Das Mammoth Solar Projekt in Kanawha County in West Virginia kombiniert 86 Megawatt grosstechnologischer Solarstrom mit 10 Megawatt des Zink-basierten Langzeitspeichersystems von Eos (Z3) und 70 Megawatt Lithium-Ionen-Speicher. Der Solargekund wird 2028 den kommerziellen Betrieb aufnehmen, während das Z3-Speichersystem 2030 in Betrieb gehen soll.

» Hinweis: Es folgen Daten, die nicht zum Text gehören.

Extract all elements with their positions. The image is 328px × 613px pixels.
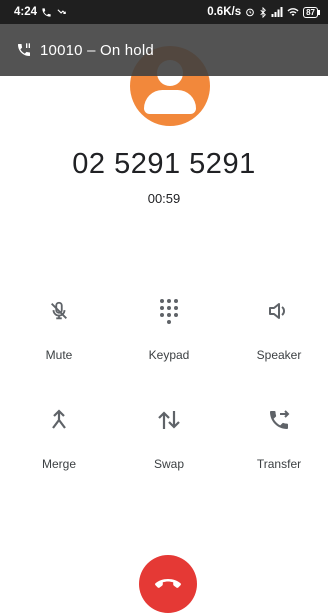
end-call-button[interactable] bbox=[139, 555, 197, 613]
on-hold-text: 10010 – On hold bbox=[40, 41, 154, 59]
speaker-label: Speaker bbox=[256, 348, 302, 362]
keypad-button[interactable]: Keypad bbox=[129, 296, 209, 362]
swap-button[interactable]: Swap bbox=[129, 405, 209, 471]
call-end-icon bbox=[155, 579, 181, 588]
missed-call-icon bbox=[57, 8, 66, 14]
call-icon bbox=[42, 7, 51, 17]
speaker-button[interactable]: Speaker bbox=[239, 296, 319, 362]
merge-label: Merge bbox=[41, 457, 76, 471]
volume-icon bbox=[269, 303, 285, 319]
mute-button[interactable]: Mute bbox=[19, 296, 99, 362]
network-speed: 0.6K/s bbox=[207, 6, 242, 18]
mute-label: Mute bbox=[45, 348, 73, 362]
caller-number: 02 5291 5291 bbox=[72, 148, 256, 180]
dialpad-icon bbox=[160, 299, 178, 324]
keypad-label: Keypad bbox=[148, 348, 190, 362]
call-timer: 00:59 bbox=[147, 191, 181, 206]
alarm-icon bbox=[246, 8, 254, 17]
swap-label: Swap bbox=[153, 457, 185, 471]
wifi-icon bbox=[287, 8, 299, 16]
phone-paused-icon bbox=[18, 43, 30, 56]
on-hold-banner[interactable]: 10010 – On hold bbox=[0, 24, 328, 76]
merge-icon bbox=[52, 409, 66, 429]
status-bar: 4:24 0.6K/s 87 bbox=[0, 0, 328, 24]
transfer-button[interactable]: Transfer bbox=[239, 405, 319, 471]
phone-forward-icon bbox=[270, 410, 290, 429]
transfer-label: Transfer bbox=[256, 457, 302, 471]
signal-icon bbox=[271, 7, 283, 17]
swap-icon bbox=[158, 411, 180, 429]
status-time: 4:24 bbox=[14, 6, 38, 18]
merge-button[interactable]: Merge bbox=[19, 405, 99, 471]
mic-off-icon bbox=[51, 301, 67, 320]
bluetooth-icon bbox=[260, 6, 267, 18]
battery-icon: 87 bbox=[303, 6, 320, 18]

Das Projekt markiert die erste kommerzielle Initiative zur langfristigen Energiespeicherung in West Virginia und stellt die erste Einsatz dieser im eigenen Land hergestellten Z3-Technologie von Google dar. Die Initiative ist so strukturiert, dass die Datenzentren von Google über das PJM Interconnection-Netz gespeist werden, einem regionalen Übertragungsunternehmen, das 13 Bundesstaaten und den Distrikt Columbia bedient.
Über das Energieversorgungsprojekt hinaus wird erwartet, dass es bis zu 200 Beschäftigungsmöglichkeiten im Bauwesen schaffen und in den ersten beiden Jahrzehnten seiner Betriebszeit etwa 4 Millionen US-Dollar an lokalen Steuerbetrieben einbringen wird. Der Gesamtwert des Projekts wird auf 350 Millionen US-Dollar geschätzt.
Die Aktien von Eos Energy hatten am 1. September ein neues 52-Wochen-Tief erreicht und kamen vor dem gestrigen Kurssturz am Dienstagmorgen zu einem deutlichen Discount. Der breitere Markt zeigte nur geringe Bewegung, wobei der S&P 500 und der Nasdaq während der Handelszeit praktisch unverändert blieben.